Greece’s fiscal collapse is still fresh in the mind. For Japan, which is encumbered with debt worth more than twice its GDP, the situation in Greece cannot be shrugged off as being someone’s else’s problem. However, the cases of countries such as Sweden and Canada, which have succeeded in fiscal reconstruction without experiencing a crisis, are less well known. In both these countries, a success factor was that they worked hard to reduce social security spending and built in a mechanism for reducing expenditure. We also needs to be willing to build a mechanism for cutting expenditure into the Japanese government.
1. Enact a Fiscal Reconstruction Act, Set Clear Numerical Targets for Fiscal Reconstruction, and State a Commitment to Improving the Health of the Country’s Total Balance Sheet
Fiscal reconstruction is unpopular with the public and brings pain with it. It can be said to be one of the topics that politicians facing elections wish to avoid. Therefore, to ensure that fiscal reconstruction is not delayed, it would be effective to establish a “Fiscal Reconstruction Act.” The act would include clear numerical targets for expenditure reductions and state that the government has an obligation to achieve them. It should also include provisions for compulsory expenditure reductions if the government fails to meet the targets. For example, a “GDP gap system” could be introduced whereby maximum expenditure or social security expenses move in line with GDP.
The act should not only include profit-and-loss side provisions, i.e. provisions for maintaining a balance between tax revenue and expenditure, it should also include provisions concerning the balance sheet.

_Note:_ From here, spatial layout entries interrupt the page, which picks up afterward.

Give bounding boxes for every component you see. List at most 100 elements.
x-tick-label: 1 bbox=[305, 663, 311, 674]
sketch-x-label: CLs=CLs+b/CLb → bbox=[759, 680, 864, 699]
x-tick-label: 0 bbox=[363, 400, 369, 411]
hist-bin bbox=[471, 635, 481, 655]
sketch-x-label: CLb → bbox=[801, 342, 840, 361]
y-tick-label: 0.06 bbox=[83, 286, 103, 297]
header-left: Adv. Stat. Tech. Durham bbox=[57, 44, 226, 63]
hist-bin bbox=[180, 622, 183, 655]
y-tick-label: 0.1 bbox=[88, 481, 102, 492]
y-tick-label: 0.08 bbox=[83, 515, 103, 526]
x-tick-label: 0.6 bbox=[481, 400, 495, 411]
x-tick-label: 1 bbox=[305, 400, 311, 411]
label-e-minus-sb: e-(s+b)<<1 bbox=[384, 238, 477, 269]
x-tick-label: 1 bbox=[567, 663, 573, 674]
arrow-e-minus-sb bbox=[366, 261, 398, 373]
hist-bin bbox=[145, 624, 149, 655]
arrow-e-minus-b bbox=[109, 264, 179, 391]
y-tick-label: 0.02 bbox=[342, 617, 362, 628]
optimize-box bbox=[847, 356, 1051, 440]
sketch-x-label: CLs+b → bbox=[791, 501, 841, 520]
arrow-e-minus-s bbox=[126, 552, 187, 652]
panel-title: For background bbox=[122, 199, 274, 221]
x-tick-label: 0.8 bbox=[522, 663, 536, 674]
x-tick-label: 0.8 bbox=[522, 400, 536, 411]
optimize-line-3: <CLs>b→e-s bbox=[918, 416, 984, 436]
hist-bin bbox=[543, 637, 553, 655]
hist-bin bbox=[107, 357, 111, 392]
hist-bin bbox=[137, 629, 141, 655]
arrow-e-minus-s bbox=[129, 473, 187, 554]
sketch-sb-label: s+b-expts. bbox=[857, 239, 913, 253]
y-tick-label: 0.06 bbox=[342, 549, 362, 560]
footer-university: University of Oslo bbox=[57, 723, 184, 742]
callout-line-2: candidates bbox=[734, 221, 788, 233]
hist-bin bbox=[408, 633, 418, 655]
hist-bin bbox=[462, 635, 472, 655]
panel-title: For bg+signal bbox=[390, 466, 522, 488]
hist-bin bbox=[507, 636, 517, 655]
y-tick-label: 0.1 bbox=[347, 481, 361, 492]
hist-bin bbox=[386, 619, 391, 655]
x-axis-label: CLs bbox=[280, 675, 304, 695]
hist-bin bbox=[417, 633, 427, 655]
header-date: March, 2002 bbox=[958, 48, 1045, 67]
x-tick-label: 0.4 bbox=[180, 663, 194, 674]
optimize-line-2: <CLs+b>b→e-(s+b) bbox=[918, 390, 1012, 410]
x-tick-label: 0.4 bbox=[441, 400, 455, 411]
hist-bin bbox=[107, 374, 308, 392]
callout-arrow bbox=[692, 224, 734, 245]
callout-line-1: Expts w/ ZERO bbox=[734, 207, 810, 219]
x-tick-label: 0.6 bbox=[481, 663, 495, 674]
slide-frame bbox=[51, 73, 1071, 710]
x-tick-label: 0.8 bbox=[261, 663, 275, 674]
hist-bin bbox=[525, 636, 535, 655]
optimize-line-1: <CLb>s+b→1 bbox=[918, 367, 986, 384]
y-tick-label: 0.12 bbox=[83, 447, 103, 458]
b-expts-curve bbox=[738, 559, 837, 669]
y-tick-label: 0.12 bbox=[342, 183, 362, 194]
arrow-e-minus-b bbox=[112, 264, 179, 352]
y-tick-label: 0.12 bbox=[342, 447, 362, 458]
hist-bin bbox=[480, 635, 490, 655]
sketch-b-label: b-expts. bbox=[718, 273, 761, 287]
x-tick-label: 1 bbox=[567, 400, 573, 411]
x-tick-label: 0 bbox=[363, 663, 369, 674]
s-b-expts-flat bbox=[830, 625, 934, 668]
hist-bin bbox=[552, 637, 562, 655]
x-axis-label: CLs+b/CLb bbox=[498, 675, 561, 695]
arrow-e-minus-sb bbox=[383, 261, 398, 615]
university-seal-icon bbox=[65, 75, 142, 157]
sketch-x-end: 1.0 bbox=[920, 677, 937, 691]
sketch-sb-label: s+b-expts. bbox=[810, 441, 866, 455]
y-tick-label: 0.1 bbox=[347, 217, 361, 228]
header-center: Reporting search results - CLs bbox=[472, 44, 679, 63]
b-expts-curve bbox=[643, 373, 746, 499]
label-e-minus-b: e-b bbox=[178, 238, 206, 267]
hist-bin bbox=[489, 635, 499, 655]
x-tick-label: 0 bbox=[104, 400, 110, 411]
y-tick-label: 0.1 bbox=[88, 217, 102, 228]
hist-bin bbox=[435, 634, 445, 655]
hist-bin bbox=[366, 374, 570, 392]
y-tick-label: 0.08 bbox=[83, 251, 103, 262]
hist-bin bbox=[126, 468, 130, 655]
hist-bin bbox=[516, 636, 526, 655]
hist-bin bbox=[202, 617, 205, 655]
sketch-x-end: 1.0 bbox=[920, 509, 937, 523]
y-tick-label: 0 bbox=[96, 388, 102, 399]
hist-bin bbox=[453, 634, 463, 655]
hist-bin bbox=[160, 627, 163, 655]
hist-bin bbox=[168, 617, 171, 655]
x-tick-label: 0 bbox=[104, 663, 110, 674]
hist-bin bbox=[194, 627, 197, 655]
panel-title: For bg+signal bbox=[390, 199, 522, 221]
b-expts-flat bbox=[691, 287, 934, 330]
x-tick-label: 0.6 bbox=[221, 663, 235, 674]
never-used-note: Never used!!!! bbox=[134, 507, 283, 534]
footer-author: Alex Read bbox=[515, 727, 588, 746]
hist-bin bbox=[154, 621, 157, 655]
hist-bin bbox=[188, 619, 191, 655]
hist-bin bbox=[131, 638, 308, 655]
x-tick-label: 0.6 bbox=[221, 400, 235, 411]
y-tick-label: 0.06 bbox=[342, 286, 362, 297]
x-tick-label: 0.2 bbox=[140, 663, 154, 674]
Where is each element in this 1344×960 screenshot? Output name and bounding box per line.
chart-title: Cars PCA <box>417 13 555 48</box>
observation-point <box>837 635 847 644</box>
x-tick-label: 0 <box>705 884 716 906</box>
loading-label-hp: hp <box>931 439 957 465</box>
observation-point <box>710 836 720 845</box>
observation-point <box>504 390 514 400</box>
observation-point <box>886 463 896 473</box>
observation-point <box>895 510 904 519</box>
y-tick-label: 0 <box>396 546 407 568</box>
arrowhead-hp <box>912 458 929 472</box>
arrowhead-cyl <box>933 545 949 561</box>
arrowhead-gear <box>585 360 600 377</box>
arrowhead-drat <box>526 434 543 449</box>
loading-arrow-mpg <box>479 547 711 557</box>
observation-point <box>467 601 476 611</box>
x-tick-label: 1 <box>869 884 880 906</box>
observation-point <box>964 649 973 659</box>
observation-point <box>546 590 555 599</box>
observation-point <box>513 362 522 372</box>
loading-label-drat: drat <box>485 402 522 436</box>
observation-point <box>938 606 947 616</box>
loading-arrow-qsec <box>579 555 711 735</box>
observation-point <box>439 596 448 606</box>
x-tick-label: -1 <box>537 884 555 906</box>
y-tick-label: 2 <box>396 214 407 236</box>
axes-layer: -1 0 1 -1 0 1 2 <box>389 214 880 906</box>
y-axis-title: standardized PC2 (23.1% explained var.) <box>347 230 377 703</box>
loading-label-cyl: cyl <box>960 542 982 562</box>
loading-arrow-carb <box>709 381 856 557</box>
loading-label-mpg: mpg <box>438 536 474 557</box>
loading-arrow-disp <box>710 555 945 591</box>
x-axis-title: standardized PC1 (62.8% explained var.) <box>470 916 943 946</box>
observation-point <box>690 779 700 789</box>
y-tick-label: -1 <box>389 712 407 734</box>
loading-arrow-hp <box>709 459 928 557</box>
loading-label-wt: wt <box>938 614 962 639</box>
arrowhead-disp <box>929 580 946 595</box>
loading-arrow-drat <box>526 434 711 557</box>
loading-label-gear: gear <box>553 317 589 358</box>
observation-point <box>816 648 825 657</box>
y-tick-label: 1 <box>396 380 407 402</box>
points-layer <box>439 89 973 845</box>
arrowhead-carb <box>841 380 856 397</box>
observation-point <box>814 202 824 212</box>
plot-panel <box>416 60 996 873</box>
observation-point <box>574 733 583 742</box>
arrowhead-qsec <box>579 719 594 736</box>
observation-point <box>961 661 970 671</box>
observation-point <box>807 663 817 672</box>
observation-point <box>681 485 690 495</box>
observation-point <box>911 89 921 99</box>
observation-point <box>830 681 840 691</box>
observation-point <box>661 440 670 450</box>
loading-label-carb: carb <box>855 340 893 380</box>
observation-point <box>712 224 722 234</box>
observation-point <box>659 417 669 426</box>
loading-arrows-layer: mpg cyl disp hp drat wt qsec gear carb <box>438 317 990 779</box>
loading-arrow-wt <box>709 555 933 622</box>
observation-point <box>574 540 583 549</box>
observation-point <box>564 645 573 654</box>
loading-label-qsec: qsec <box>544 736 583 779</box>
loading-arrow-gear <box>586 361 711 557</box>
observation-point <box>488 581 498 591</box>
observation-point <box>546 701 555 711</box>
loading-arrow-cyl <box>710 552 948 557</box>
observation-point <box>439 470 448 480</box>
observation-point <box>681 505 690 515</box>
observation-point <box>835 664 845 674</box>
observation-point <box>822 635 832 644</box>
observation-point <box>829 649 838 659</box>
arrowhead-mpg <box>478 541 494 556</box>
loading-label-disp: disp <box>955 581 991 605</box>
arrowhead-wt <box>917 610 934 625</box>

It would need to articulate a commitment to improving the soundness of the national balance sheet as a whole, which includes not only tax but also payments such as pension contributions and insurance premiums collected from citizens.
2. Concentrate the Authority to Allocate Budgets in the Prime Minister’S Office: Top-Down Expenditure Reduction
Under the current system, the Ministry of Finance is responsible for screening budgets. To facilitate bolder and more balanced budget formulation, a body for budget formulation needs to be established within the prime minister’s office. It will be necessary to eliminate resistance from ministries and agencies vying for funds and explain to the public the need to increase revenue and cut expenditure.
3. Provide Incentives to Ministries and Agencies to Reduce Expenditure: Bottom-Up Expenditure Reduction
Bureaucrats tend to do their utmost to secure budgets and express heavy resistance to reducing them. This problem is rooted in the system for public servants. Bureaucrats who increase their organi
zation’s budget and the work it performs earn praise, win promotions, and become vice-ministers. This cycle needs to be reversed. An organizational reform needs to be implemented in which an incentive system is introduced bureaucrats who reduce their budgets and work are. A project screening mechanism should be established as an internal process for reviewing government projects by ministries and agencies, and a PDCA cycle for the budget should be incorporated into it, with the results being clearly reflected in the formulation of budgets for the next and subsequent fiscal years.
4. Scrap the System of Local Allocation Tax Grants and make Consumption Tax a Source of Funds for Local Governments. Revamp the System to Make Local Governments Compete with Each Other to Increase Revenue and Reduce Expenditure
At present, local governments received approximately 17 trillion yen in local allocation tax from the national government. To give each local government the incentive and freedom to increase revenue and reduce expenditure, one idea is to scrap the current local allocation tax system, make consumption tax a local tax, and give local governments taxation autonomy. The key point is to have local governments come up with ideas and make efforts to boost tax revenue and cut expenditure. Fukuoka City is endeavoring to increase tax revenue by invigorating its economy. For example, it is providing assistance to entrepreneurs. Meanwhile, Chiba City is reducing expenditure by boldly reforming its subsidy schemes. Under the current system, the heads of local governments are given too little freedom. Their motivation to come up with fresh ideas and work hard is being eroded. If the leaders of prefectures and municipalities become more like corporate executives, take risks, and strive to invigorate their regions, this will increase revenue for Japan as a whole and improve the fiscal situation.